[HN Gopher] Permuting Bits with GF2P8AFFINEQB
___________________________________________________________________
Permuting Bits with GF2P8AFFINEQB
Author : mfiguiere
Score : 38 points
Date : 2023-09-24 05:35 UTC (1 days ago)
(HTM) web link (bitmath.blogspot.com)
(TXT) w3m dump (bitmath.blogspot.com)
| stabbles wrote:
| This would be easier to follow with some diagrams...
| ur-whale wrote:
| Or a pointer to the documentation for GF2P8AFFINEQB
|
| https://www.felixcloutier.com/x86/gf2p8affineqb
|
| https://gist.github.com/animetosho/d3ca95da2131b5813e16b5bb1...
| dragontamer wrote:
| For those unaware:
|
| * A Galois Field is a mathematical structure where addition and
| multiplication have been redefined so that some very useful
| properties are retained. Galois Fields can exist with any prime
| number or an "extension field" where that prime-number is
| vectorized. In this case, the GF2 field (prime number 2) has been
| extended to 8-bits (aka: a GF(2^8), aka 8-bit Galois Field).
|
| * "Addition"'s new definition is simply XOR.
|
| * "Multiply"'s new definition is bitshift and then add. (ie:
| 0b10101010 x 0b00010010 == bitshift(x, 4) + bitshift(x, 1),
| because the 4th and 1st bits are set to 1). And remember that
| "addition" has been redefined to XOR in this math, so that +
| means XOR.
|
| * An Affine Transformation is A * x + B, where x is the original
| value. As a "Galois Field Affine Transformation", A * x and + B
| are all done in "Galois Field" terms.
|
| * This is an AVX512 instruction, meaning there are 32-parallel
| versions of this 8-bit computation happening in parallel across a
| 512-bit vector.
|
| Note: operation traditionally happens modulo a particular
| GF(number) to create a field. The above operations are
| "primitives" that can eventually create a field, but aren't
| making a field just yet.
|
| Perhaps the more accurate names for these operations is "GF-
| addition" and "GF-pseudo-multiplication". In any case,
| multiplication is any combination of the 8-bitshifts (bitshift0,
| bitshift1, bitshift2...) and the 8x such results added together
| (depending on the 1 or 0 on that bit). Meaning you can very
| easily describe bitshift-and-xor operations to other
| cryptographers who are operating in "GF-language".
|
| Its actually really easy, though the terminology is a pain in the
| ass.
|
| ----------
|
| Traditionally, this multiplication on Intel has been called
| "carryless multiplication" (clmul) and "polynomial
| multiplication" (pmull) on ARM. I preferred these names
| personally.
|
| But if Intel wants to call this the "gfp8affineqb", then so be
| it, they're the ones naming this instruction not me. Its... a
| reasonable name, I feel like a better name exists out there but I
| can't think of one. But its certainly not a perfect name IMO.

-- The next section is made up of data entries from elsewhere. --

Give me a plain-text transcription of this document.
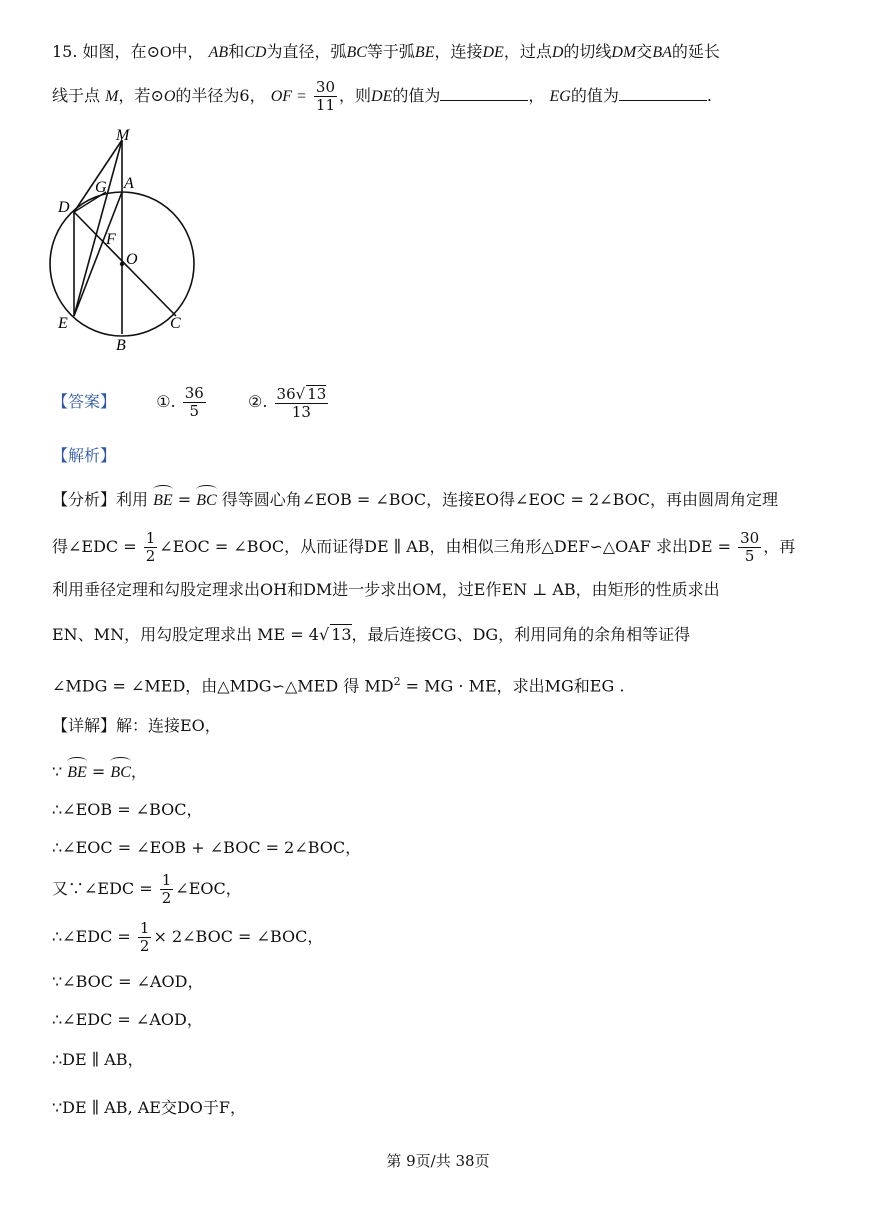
15. 如图，在⊙O中， AB和CD为直径，弧BC等于弧BE，连接DE，过点D的切线DM交BA的延长
线于点 M，若⊙O的半径为6， OF = $\frac{30}{11}$ ，则DE的值为	， EG的值为	.
M
G A
D
F
O
E	C
B
【答案】	①. $\frac{36}{5}$	②. $\frac{36√ 13}{13}$
【解析】
【分析】利用 BE = BC 得等圆心角∠EOB = ∠BOC，连接EO得∠EOC = 2∠BOC，再由圆周角定理
得∠EDC = $\frac{1}{2}$ ∠EOC = ∠BOC，从而证得DE ∥ AB，由相似三角形△DEF∽△OAF 求出DE = $\frac{30}{5}$ ，再
利用垂径定理和勾股定理求出OH和DM进一步求出OM，过E作EN ⊥ AB，由矩形的性质求出
EN、MN，用勾股定理求出 ME = 4√ 13，最后连接CG、DG，利用同角的余角相等证得
∠MDG = ∠MED，由△MDG∽△MED 得 $MD^2$ = MG · ME，求出MG和EG .
【详解】解：连接EO，
∵ BE = BC，
∴∠EOB = ∠BOC，
∴∠EOC = ∠EOB + ∠BOC = 2∠BOC，
又∵∠EDC = $\frac{1}{2}$ ∠EOC，
∴∠EDC = $\frac{1}{2}$ × 2∠BOC = ∠BOC，
∵∠BOC = ∠AOD，
∴∠EDC = ∠AOD，
∴DE ∥ AB，
∵DE ∥ AB, AE交DO于F，
第 9页/共 38页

| Maybe "clp8affineqb" ("carryless 8-bit affine") would be my
| preference?
| gpderetta wrote:
| So is this instruction basically a carry-less vectorized FMAD?
| dragontamer wrote:
| Seems like it.
|
| I only learned of this operation from reading this blogpost.
| "Permuting Bits" seems like a bloody obvious use of this
| instruction, but honestly, anyone who is familiar with carry-
| less multiplication will immediately see the widespread
| capabilities of this instruction.
|
| It really demonstrates to me that once again, Intel and their
| design of AVX512 has some very smart people in there. Its a
| good, flexible, operation. Albeit arcane and few people
| probably see how to use this instruction well, but its really
| exciting to see "such a good idea" from them.
|
| GF(2^8) fields (aka: 8-bit GF operations) are used in all
| sorts of CRC, Error-correction Reed Solomon, Elliptical
| Curve, etc. etc. operations. But beyond just that, bitshifts
| and xors innately have a huge number of applications outside
| of cryptography or GF-stuffs. It makes sense to make a
| dedicated instruction like this.
|
| ------
|
| EDIT: Upon rereading the end of the blogpost:
|
| > I will probably keep using a SAT solver to solve the masks
|
| Yeah, that's actually what's needed to generalize this.
|
| Note: common operations like "if(a) b else c", or "min(a,
| b)", or such can likely be specified in terms of AVX512
| operations now.
|
| Powerful, efficient, operations like GF2P8AFFINEQB, pext,
| pdep, and pshufb are getting damn close to an FPGA-like
| parallel processor.
|
| I mean, pshufb is already an arbitrary 4-bit truth table /
| 4-LUT if you think about it.
| dzaima wrote:
| Not quite - in "A * x + b", "A" is an 8x8 matrix, while "x"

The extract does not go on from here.